并不是一天不营业会让人类社会蒙受多大损失,只是上班的日子比不上班的日子要好过。虽然有自信不论遇到什么人都能友好共处,灵幻却意外地不擅长应对自己。一旦周围安静下来就会被自己的心跳声吵得坐立不安,从虚空中生出些痛苦混合胃酸顺着食管反流。难缠的客户,笨拙的下属以及一万件麻烦又琐碎的杂事在这时候成了逃离的出口。
墙角绿植的叶片边缘焦黄,灵幻总是在出门时才注意到。想着回来后要给它浇水,他弯腰半蹲调整皮鞋后帮,然后在起身的一瞬间全部忘记。
影山家的两兄弟五官并不相似,只有某些神态像得惊人。弟子背光的侧脸与视网膜上残留的影山律的影子重合,灵幻新隆因缺乏睡眠而判断力下降,脑中想法脱口而出。
“龙套,你弟弟……”
是不是脑子有点问题?
总归是及时刹车,没有说出后半句。
“什么?师父在说律吗?”
“啊对,我想说你弟弟怎么会同意来代班。”
灵幻随便撒了个谎敷衍过去。总不能对自家弟子说,你弟弟半夜突然把人叫出去寻死觅活,我怀疑他脑子有问题,你对此怎么看。

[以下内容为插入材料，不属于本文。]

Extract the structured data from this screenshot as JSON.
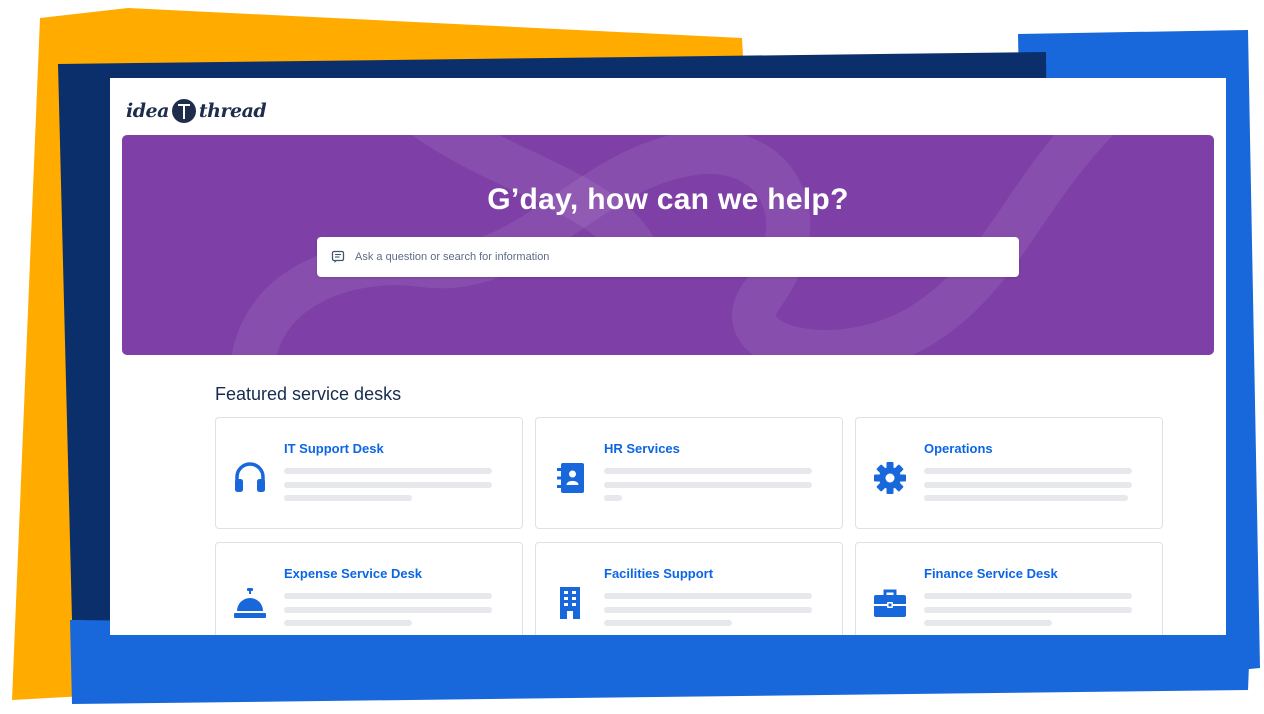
{
  "brand": {
    "logo_left": "idea",
    "logo_right": "thread",
    "colors": {
      "orange": "#ffab00",
      "navy": "#0b2f6b",
      "blue": "#1868db",
      "purple": "#7e3fa6",
      "link": "#0c66e4"
    }
  },
  "hero": {
    "title": "G’day, how can we help?",
    "search_placeholder": "Ask a question or search for information",
    "search_icon": "chat-bubble-icon"
  },
  "featured": {
    "heading": "Featured service desks",
    "desks": [
      {
        "name": "IT Support Desk",
        "icon": "headset-icon"
      },
      {
        "name": "HR Services",
        "icon": "contact-book-icon"
      },
      {
        "name": "Operations",
        "icon": "gear-icon"
      },
      {
        "name": "Expense Service Desk",
        "icon": "service-bell-icon"
      },
      {
        "name": "Facilities Support",
        "icon": "office-building-icon"
      },
      {
        "name": "Finance Service Desk",
        "icon": "briefcase-icon"
      }
    ]
  }
}
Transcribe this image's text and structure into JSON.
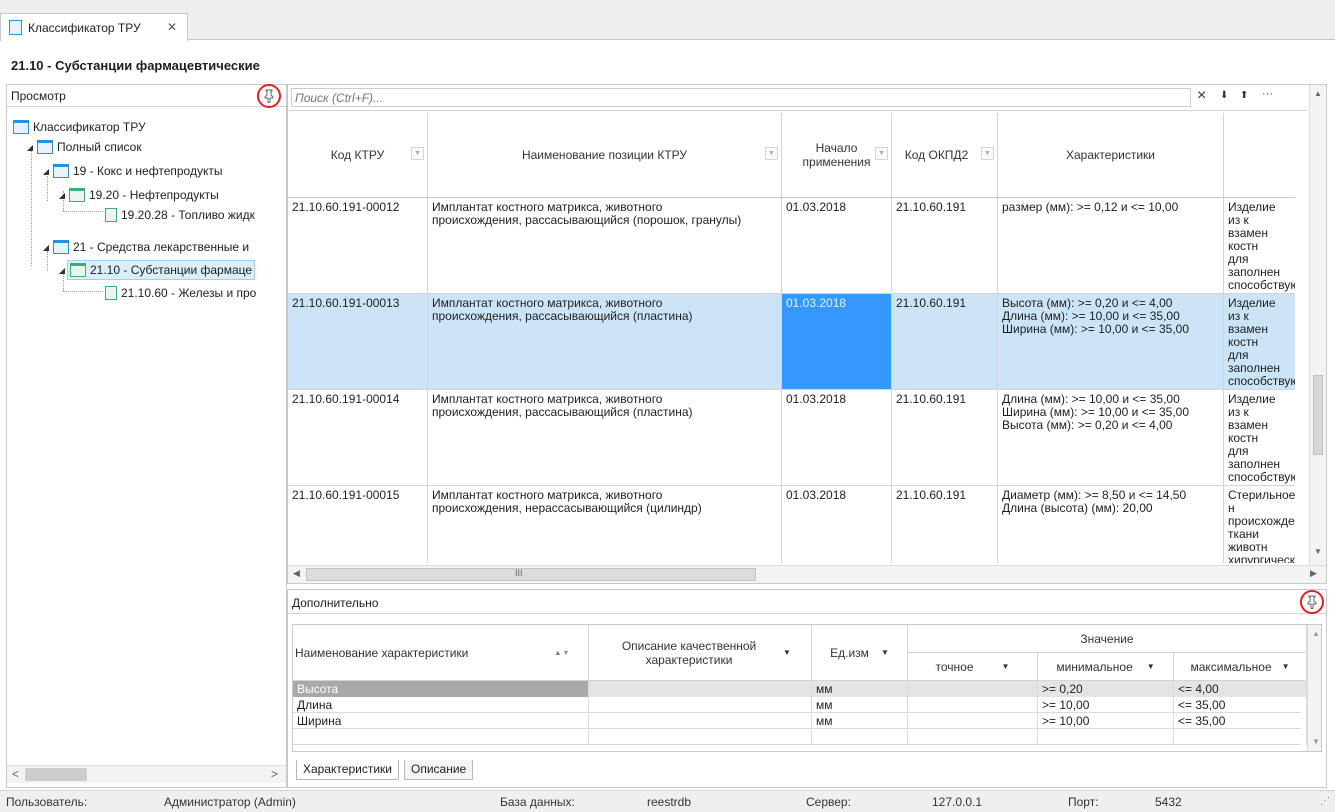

“诶?怎么会同意?就……普通地拜托了一下?发生什么了吗?”影山茂夫越发困惑。
“什么事也没有,随便问问别在意。总觉得律不怎么喜欢这里所以突然有点好奇。说起来,以前有次正好在路上遇见,我让他来帮把手,他为了拒绝甚至直接说自己没有超能力来着。”
“师父如果突然叫别人干活而且还一脸理所应当,我想被拒绝也不是很奇怪。”
灵幻无视了弟子的正论。
“不过律说自己没有超能力不一定是在找借口,虽然我觉得他确实不想帮忙。”
“什么意思?”
“律和我不一样,超能力是靠自己努力获得的,很厉害吧?所以师父问他的时候他也许只是实话实说,不过即使有能力他应该也不愿意来帮忙。”
“不愿意帮忙的部分就不用强调了……话说回来,律总是来这里代班,作业啊备考啊之类的会受影响吗?毕竟快升学了。”
根据茂夫的回答,律好像在学业上相当游刃有余,而且他也没有让应考生代班——灵幻应该发现律一脸不情愿上门的次数多得反常。
对话结束后茂夫低头写作业,灵幻用指腹抵着下巴,心想等下次律过来的时候除了带他吃拉面也和他聊一聊吧。
一等就等了几个月。灵幻外出归来,打开事务所的门被礼花和喇叭声簇拥。副所长芹泽手捧蛋糕,会客区一群中学生挤在一起笑容明亮得晃眼。他被套上鲜艳的纸帽,唱生日歌,切蛋糕,又不知道被哪个有超能力的小孩戏弄气急败坏,更多的小孩在房间里哄笑。灵幻也笑,一边笑一边不经意地看向四周。许多见过但是忘记名字的脸,穿着各种各样的校服,然后他看到了影山律。
灵幻才意识到,自从上次半夜被一通电话叫出去以后,他还没有见过律。律微笑着和身边的人交谈,手里的塑料叉子轻轻刮擦纸盘,看起来再普通不过。谈笑间有几次律的脸对着灵幻的方向,视线却匆匆掠过没有停留,好像根本没有注意到他。
蛋糕吃完了,玩笑话也说完了,灵幻谢绝访客要一同收拾残局的好意,示意他们时间不早赶快回家。正扫着地背后传来门把手转动的声音,灵幻一边说抱歉今天营业已经结束一边转身。
门口站着影山律。
律说钥匙不见了,灵幻让他进来找。擦肩而过时灵幻不由一阵紧张,握着扫帚扫也不是不扫也不是。见律进门后一直没有说话,灵幻心想大概是有话想说又不知道如何开口吧。不要紧,这里就是展示大人的余裕的场合。就在他干咳一声打算开启迟来的谈心时,律举起右手,金属清脆的碰撞声在空荡荡的事务所显得格外响亮。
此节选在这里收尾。